Bitcoin ETFs in other countries and territories have had earlier success, being granted by their respective regulators more favorably, with Bitcoin ETFs already previously available in Bermuda, Canada and the U.K.
In 2021, the U.S. SEC approved the first Bitcoin Futures ETF, which was seen as paving the way for greater acceptance towards an actual Bitcoin ETF.
[Note: Bitcoin ETFs or Bitcoin ‘Spot’ ETFs (since they are traded on the spot market) are not to be confused with Bitcoin Futures ETFs, which are backed by other Bitcoin-related assets such as derivatives contracts. Derivatives contracts allow investors to speculate on the future price of bitcoin without owning any of the underlying asset.]

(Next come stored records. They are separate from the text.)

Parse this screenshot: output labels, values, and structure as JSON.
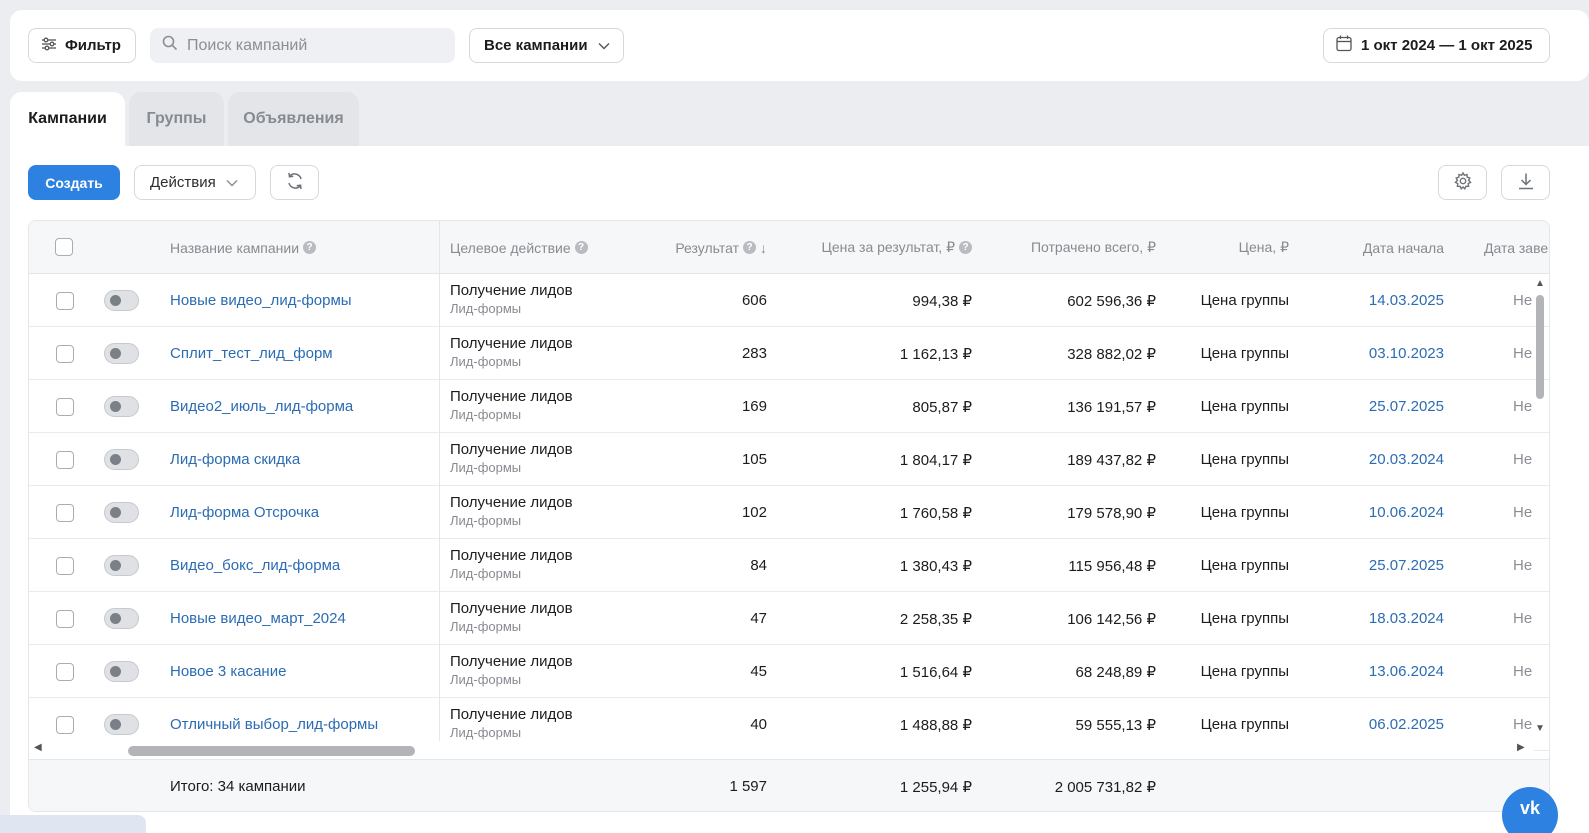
{
  "toolbar": {
    "filter_label": "Фильтр",
    "search_placeholder": "Поиск кампаний",
    "campaign_select": "Все кампании",
    "date_range": "1 окт 2024 — 1 окт 2025"
  },
  "tabs": [
    {
      "label": "Кампании",
      "active": true
    },
    {
      "label": "Группы",
      "active": false
    },
    {
      "label": "Объявления",
      "active": false
    }
  ],
  "actions": {
    "create_label": "Создать",
    "actions_label": "Действия"
  },
  "columns": {
    "name": "Название кампании",
    "goal": "Целевое действие",
    "result": "Результат",
    "result_sort": "↓",
    "cpr": "Цена за результат, ₽",
    "spent": "Потрачено всего, ₽",
    "price": "Цена, ₽",
    "start": "Дата начала",
    "end": "Дата заве"
  },
  "rows": [
    {
      "name": "Новые видео_лид-формы",
      "goal": "Получение лидов",
      "goal_sub": "Лид-формы",
      "result": "606",
      "cpr": "994,38 ₽",
      "spent": "602 596,36 ₽",
      "price": "Цена группы",
      "start": "14.03.2025",
      "end": "Не"
    },
    {
      "name": "Сплит_тест_лид_форм",
      "goal": "Получение лидов",
      "goal_sub": "Лид-формы",
      "result": "283",
      "cpr": "1 162,13 ₽",
      "spent": "328 882,02 ₽",
      "price": "Цена группы",
      "start": "03.10.2023",
      "end": "Не"
    },
    {
      "name": "Видео2_июль_лид-форма",
      "goal": "Получение лидов",
      "goal_sub": "Лид-формы",
      "result": "169",
      "cpr": "805,87 ₽",
      "spent": "136 191,57 ₽",
      "price": "Цена группы",
      "start": "25.07.2025",
      "end": "Не"
    },
    {
      "name": "Лид-форма скидка",
      "goal": "Получение лидов",
      "goal_sub": "Лид-формы",
      "result": "105",
      "cpr": "1 804,17 ₽",
      "spent": "189 437,82 ₽",
      "price": "Цена группы",
      "start": "20.03.2024",
      "end": "Не"
    },
    {
      "name": "Лид-форма Отсрочка",
      "goal": "Получение лидов",
      "goal_sub": "Лид-формы",
      "result": "102",
      "cpr": "1 760,58 ₽",
      "spent": "179 578,90 ₽",
      "price": "Цена группы",
      "start": "10.06.2024",
      "end": "Не"
    },
    {
      "name": "Видео_бокс_лид-форма",
      "goal": "Получение лидов",
      "goal_sub": "Лид-формы",
      "result": "84",
      "cpr": "1 380,43 ₽",
      "spent": "115 956,48 ₽",
      "price": "Цена группы",
      "start": "25.07.2025",
      "end": "Не"
    },
    {
      "name": "Новые видео_март_2024",
      "goal": "Получение лидов",
      "goal_sub": "Лид-формы",
      "result": "47",
      "cpr": "2 258,35 ₽",
      "spent": "106 142,56 ₽",
      "price": "Цена группы",
      "start": "18.03.2024",
      "end": "Не"
    },
    {
      "name": "Новое 3 касание",
      "goal": "Получение лидов",
      "goal_sub": "Лид-формы",
      "result": "45",
      "cpr": "1 516,64 ₽",
      "spent": "68 248,89 ₽",
      "price": "Цена группы",
      "start": "13.06.2024",
      "end": "Не"
    },
    {
      "name": "Отличный выбор_лид-формы",
      "goal": "Получение лидов",
      "goal_sub": "Лид-формы",
      "result": "40",
      "cpr": "1 488,88 ₽",
      "spent": "59 555,13 ₽",
      "price": "Цена группы",
      "start": "06.02.2025",
      "end": "Не"
    }
  ],
  "totals": {
    "label": "Итого: 34 кампании",
    "result": "1 597",
    "cpr": "1 255,94 ₽",
    "spent": "2 005 731,82 ₽"
  },
  "colors": {
    "accent": "#2d81e0",
    "link": "#2b6cb3",
    "background": "#ebedf0"
  }
}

In 2023, the U.S. SEC underwent a renewed stance on ETFs and reviewed at least a dozen applications for Bitcoin ETFs from various firms, following an order by the U.S. Court of Appeals after it ruled that U.S. SEC’s rejection of a Bitcoin ETF proposal by Grayscale filed in 2021 was without sufficient grounds.
Bitcoin ETFs were finally granted approval by the U.S. SEC on January 10, 2024. However, U.S. SEC Chair Gary Gensler has stated that U.S. SEC remains neutral on the matter over the trade of digital assets, and that cryptocurrencies remain a “primarily a speculative, volatile asset”.
Expected market impact
The U.S. SEC approval of Bitcoin ETFs is expected to usher in more general interest and acceptance for bitcoin. The sudden increased accessibility for traditional institutional and retail investors may mean a surge in trading volume and price volatility for bitcoin once the ETFs become available.
Trading sentiments may also spill over to other cryptocurrencies, as a Bitcoin ETF will also signal a greater adoption of blockchain technology throughout the broader industry.
Prior to the approval, the U.S. SEC has reissued a warning urging the public to be cautious with digital assets particularly meme tokens and non-fungible tokens (NFTs).